What about the other supposed discontinuities? If the plant-animal discontinuity exists at all, it must have occurred in the Cambrian explosion. Wikipedia cites this as taking 70-80 million years, which is very fast, but is not evidence of a discontinuity. The smallest estimate of time from unicellular-to-multicellular life I can think of (from an ID proponent) is 6 million years, still not what I’d call a discontinuity. The story for animals-to-humans is a bit more interesting. Here is a 2003 article from National Geographic about the debate between “evolution and revolution” in terms of what made us human. There is somewhat controversial evidence that the change happened very fast, perhaps fast enough to qualify as a genuine discontinuity. If this turns out to be the case, we ought to believe it because that is where the evidence, that lowly public knowledge, points.

Let’s look at it from a different angle and recall our intellect who knows only physics. We can divide people into two groups based on how they think this intellect will react to our description of a cell: those who believe it will say “By golly!” and those who believe it will “Bullshit!”. I am, and I think you are too, in the “By golly!” group. But as I read Schumacher, I would be completely unsurprised to learn that he believed in a form of vitalism, and thus a solidly within the “Bullshit!” group. The point of my discussion is that, if the “By golly!” group is correct, we can get to life (and by extension the other levels of being (at this point I wish we were reading Dennett)) in a strictly physicalist setting, and largely with Schumacher’s own arguments. To get beyond physicalism you need these mysterious discontinuities, but where are they? By this point it seems that science has made a fairly solid case that at least two of them simply don’t exist.

I imagine someone would get an inaccurate picture of humanity from that description. Thing is, this universe has four perfectly good dimensions. The picture would change substantially if you included Homo Erectus, Neandertals, or maybe even pre-Great Leap Forward Homo Sapiens.

If I’m thinking of the right argument from Dawkins, the moth analogy was to demonstrate that we can be wrong about our own self interest—that our own senses and even intellectual processes can guide us to self-destructive actions. The analogy isn’t so much for the religious as it is for people who believe that natural selection would make self-destructive actions impossible.

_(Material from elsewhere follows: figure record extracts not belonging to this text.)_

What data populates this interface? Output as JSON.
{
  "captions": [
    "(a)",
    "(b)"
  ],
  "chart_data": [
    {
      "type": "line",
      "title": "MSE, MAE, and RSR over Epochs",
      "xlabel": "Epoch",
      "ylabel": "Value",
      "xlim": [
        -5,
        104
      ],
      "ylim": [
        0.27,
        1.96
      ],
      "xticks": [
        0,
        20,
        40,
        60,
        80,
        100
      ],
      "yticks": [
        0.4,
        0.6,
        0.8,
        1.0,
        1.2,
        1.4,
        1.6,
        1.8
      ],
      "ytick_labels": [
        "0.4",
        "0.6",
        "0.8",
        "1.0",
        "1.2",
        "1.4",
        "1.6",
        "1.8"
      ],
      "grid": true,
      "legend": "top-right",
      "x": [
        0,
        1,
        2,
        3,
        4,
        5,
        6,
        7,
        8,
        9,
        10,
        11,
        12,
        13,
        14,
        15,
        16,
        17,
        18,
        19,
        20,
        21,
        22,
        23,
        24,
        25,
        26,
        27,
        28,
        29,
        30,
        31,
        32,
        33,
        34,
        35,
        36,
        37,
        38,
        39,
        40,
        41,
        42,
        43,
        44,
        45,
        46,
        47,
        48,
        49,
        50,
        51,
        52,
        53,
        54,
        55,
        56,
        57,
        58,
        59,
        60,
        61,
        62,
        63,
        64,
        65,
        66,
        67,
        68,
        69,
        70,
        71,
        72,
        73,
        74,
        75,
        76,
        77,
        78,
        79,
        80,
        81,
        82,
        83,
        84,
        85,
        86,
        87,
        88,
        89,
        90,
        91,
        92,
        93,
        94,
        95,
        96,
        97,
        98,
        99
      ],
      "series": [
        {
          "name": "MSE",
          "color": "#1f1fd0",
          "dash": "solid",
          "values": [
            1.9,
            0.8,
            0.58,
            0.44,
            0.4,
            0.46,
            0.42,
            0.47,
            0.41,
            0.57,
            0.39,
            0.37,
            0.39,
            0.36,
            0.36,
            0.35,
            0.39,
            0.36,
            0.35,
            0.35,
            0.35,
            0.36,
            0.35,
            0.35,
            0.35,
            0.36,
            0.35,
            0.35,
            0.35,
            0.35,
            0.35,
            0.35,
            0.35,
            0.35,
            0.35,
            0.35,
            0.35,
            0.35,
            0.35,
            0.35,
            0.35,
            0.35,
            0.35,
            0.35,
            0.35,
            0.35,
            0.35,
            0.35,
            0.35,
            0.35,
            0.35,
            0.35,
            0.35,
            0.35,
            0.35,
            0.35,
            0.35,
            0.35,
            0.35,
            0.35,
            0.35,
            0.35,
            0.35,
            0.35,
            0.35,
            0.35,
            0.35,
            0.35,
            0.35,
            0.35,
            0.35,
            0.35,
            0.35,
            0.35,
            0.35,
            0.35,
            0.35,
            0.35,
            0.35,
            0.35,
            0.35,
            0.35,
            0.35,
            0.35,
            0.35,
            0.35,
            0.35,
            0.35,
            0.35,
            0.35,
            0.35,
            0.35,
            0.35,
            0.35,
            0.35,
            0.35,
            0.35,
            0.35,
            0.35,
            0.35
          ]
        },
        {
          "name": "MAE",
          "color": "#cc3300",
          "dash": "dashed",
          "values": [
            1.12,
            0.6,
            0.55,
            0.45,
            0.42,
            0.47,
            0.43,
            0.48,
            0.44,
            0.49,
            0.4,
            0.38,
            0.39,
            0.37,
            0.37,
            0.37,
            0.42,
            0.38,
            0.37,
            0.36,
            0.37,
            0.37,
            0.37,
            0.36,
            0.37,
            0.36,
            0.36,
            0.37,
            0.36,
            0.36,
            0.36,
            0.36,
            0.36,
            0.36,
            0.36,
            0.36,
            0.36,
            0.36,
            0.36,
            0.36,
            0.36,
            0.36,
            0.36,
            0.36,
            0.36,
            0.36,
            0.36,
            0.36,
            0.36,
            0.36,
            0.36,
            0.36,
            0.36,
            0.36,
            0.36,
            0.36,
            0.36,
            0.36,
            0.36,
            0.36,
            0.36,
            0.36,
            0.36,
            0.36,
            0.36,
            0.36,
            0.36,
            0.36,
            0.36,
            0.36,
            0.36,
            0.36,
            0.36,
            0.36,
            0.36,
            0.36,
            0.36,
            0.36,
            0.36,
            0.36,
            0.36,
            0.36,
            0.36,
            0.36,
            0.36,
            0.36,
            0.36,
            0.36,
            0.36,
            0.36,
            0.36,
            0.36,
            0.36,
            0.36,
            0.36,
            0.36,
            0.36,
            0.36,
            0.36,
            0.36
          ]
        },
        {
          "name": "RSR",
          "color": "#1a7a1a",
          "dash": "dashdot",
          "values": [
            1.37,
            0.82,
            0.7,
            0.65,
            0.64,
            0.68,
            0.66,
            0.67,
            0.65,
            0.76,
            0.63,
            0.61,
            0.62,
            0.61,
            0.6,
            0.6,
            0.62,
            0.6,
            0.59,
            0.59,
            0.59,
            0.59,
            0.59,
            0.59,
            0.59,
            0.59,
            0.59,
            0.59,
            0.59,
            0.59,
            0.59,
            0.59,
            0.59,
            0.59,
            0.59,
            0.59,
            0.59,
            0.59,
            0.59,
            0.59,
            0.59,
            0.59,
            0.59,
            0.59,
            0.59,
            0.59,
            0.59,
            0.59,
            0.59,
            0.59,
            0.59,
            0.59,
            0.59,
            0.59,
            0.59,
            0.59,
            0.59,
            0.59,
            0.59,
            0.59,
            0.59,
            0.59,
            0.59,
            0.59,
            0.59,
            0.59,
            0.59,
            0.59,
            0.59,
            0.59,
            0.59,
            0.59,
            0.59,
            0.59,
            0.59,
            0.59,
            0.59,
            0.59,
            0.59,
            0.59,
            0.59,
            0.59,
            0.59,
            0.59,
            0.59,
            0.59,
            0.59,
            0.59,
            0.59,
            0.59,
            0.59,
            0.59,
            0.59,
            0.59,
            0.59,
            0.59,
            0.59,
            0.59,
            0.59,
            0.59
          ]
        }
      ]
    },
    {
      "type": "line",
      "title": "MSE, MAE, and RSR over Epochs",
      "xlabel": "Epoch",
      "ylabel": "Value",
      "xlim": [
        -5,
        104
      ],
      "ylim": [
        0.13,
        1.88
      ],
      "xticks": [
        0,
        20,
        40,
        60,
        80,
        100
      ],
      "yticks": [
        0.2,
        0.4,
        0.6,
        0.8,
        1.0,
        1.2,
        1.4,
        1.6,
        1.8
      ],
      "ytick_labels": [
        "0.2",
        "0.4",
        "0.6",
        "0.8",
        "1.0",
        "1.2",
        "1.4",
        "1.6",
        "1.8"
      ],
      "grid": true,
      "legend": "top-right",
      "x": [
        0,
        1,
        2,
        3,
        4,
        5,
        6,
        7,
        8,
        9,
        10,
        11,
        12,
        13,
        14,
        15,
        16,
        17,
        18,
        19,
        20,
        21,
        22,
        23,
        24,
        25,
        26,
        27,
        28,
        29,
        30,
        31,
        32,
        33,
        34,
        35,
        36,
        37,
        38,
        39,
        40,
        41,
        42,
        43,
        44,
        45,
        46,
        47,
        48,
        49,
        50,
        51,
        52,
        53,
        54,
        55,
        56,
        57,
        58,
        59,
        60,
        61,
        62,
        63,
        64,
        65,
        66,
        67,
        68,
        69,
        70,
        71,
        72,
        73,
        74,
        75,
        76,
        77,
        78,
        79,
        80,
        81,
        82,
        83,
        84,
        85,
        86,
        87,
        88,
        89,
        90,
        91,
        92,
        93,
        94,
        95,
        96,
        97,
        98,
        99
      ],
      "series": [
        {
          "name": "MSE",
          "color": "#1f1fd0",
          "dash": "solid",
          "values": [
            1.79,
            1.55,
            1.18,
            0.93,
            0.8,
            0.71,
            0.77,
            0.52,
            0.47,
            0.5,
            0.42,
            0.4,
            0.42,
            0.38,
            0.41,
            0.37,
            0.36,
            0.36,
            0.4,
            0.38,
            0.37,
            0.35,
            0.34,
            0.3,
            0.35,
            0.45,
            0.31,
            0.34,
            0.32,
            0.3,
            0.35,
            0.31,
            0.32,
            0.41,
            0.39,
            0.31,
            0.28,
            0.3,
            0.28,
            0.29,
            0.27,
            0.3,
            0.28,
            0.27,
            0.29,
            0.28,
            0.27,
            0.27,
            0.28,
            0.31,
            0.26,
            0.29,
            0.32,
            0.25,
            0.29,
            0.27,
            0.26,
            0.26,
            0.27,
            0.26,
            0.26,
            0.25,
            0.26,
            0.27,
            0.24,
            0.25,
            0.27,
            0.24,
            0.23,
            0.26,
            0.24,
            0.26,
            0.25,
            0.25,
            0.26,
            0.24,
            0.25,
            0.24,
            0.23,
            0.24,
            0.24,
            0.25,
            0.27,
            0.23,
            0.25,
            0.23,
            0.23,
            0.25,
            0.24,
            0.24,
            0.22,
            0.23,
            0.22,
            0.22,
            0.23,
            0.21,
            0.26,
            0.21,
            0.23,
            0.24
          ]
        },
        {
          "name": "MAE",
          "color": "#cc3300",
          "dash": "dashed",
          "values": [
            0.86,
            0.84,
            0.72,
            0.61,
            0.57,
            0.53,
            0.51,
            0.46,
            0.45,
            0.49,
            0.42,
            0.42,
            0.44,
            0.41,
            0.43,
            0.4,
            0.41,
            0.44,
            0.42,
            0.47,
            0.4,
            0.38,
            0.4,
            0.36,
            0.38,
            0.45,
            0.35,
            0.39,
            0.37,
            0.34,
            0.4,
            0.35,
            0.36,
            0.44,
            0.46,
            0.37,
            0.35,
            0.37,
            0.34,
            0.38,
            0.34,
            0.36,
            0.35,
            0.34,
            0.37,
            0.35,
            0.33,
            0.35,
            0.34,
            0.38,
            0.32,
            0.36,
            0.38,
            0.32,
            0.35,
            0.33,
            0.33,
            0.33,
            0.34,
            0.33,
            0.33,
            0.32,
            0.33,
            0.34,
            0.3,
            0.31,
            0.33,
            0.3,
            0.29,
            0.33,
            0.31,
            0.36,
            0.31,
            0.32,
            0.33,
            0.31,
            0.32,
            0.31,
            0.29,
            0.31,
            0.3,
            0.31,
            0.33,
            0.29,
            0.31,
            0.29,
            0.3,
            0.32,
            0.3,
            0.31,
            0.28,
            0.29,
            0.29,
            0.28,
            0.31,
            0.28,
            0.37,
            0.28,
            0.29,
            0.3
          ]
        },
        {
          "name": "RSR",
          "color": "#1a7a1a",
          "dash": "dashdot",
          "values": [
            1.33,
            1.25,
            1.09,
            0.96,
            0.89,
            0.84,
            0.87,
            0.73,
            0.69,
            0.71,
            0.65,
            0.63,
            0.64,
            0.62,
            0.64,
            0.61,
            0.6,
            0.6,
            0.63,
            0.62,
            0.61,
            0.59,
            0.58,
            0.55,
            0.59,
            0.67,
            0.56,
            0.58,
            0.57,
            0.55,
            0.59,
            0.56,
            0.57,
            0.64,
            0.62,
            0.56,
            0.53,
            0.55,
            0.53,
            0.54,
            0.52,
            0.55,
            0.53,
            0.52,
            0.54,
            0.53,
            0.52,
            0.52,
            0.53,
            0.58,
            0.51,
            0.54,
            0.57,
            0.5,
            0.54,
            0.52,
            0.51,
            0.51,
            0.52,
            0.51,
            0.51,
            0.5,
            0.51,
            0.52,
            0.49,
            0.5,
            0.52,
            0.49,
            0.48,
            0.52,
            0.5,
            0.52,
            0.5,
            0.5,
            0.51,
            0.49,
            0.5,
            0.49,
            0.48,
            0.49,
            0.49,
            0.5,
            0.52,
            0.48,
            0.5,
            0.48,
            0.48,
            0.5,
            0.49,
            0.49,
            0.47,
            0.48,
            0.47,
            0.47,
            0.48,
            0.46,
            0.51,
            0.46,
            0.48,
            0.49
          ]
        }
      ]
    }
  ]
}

I think Schumacher does address those issues relating to discontinuities, though maybe not in as much detail as he could. In chapters two and three he does acknowledge that there are cases lying on the border between two levels of being, which could go either way. When he says “discontinuities” he means breaks in what he calls “the vertical dimension”. In other words, self-awareness is not merely an advanced form of consciousness, consciousness is not merely an advanced form of life, and so on.

I think he’d also say that trying to approach these discontinuities by analyzing fossils and trying to pinpoint the exact moment in geological time when they emerged is barking up the wrong tree. Fossils are only ‘dead’ things, and even if we could find the fossil that indicated exactly where and when the first self-aware human being ever existed, it would not help us deeply understand self-awareness.

The point he’s trying to make is that human beings do, think, and feel classes of behaviors, thoughts, and feelings, that nothing lower on the chain is capable of. Humans write poetry, philosophize, investigate their own history, climb Mt. Everest because it’s there, debate books on message boards, give up their life for a cause, and do many other that are beyond the realm of comprehension for even the smartest chimpanzee. This is the discontinuity between the human and animal levels. Even if we could describe with physical science the precise moment when such possibilities came into existence, the discontinuity would still be there.